Massey University freshwater scientist Dr Mike Joy seriously (albeit temporarily) curbed my enthusiasm for whitebaiting last year.
My brief email exchange with him happened to come on the eve of joining my brother to scoop whitebait fritter's crucial ingredient from a gentle stream on the Kapiti Coast.
The good doctor was dogmatic about the serious decline of four of the five fish species that make up whitebait. Their threatened numbers apparently due to lack of habitat and degradation of waterways by intensive agriculture.
It's enough to spark a crisis of conscience in the hungriest, most ardent fisher.
Another threat is introduced fish, such as trout, which compete for habitat and in fact prey on whitebait. That's the question he's raising. Trout (ie, the species we pay a licence to catch and are illegal to sell) has more protection than our threatened endemic species. It's an anomaly of the unfair sort.
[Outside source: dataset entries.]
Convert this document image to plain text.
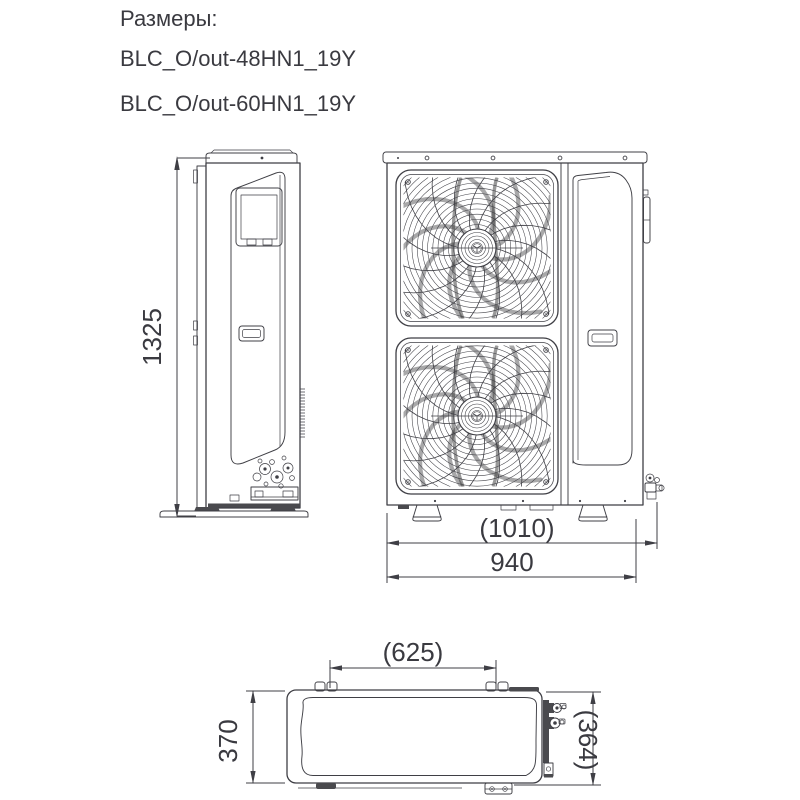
Размеры:
BLC_O/out-48HN1_19Y
BLC_O/out-60HN1_19Y
1325
(1010)
940
(625)
370	(364)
In an interview in 2012 he said whitebait were as threatened as wood pigeons. "No-one would eat a wood pigeon [kereru] fritter but whitebait have the same threat ranking". Recent headlines surrounding the appetite for kereru might have him ruing that line. But his point stands.
Just a week into the 2015 season he's calling for an end to all commercial sales of whitebait.
So, rather than misinterpreting his stance as an attempt to collapse the tradition, the reality is he's endeavouring to shore it up. A threat to these species is a threat to the custom.
For anyone who respects the heritage (and taste) of this much-loved pastime, this should be food for thought.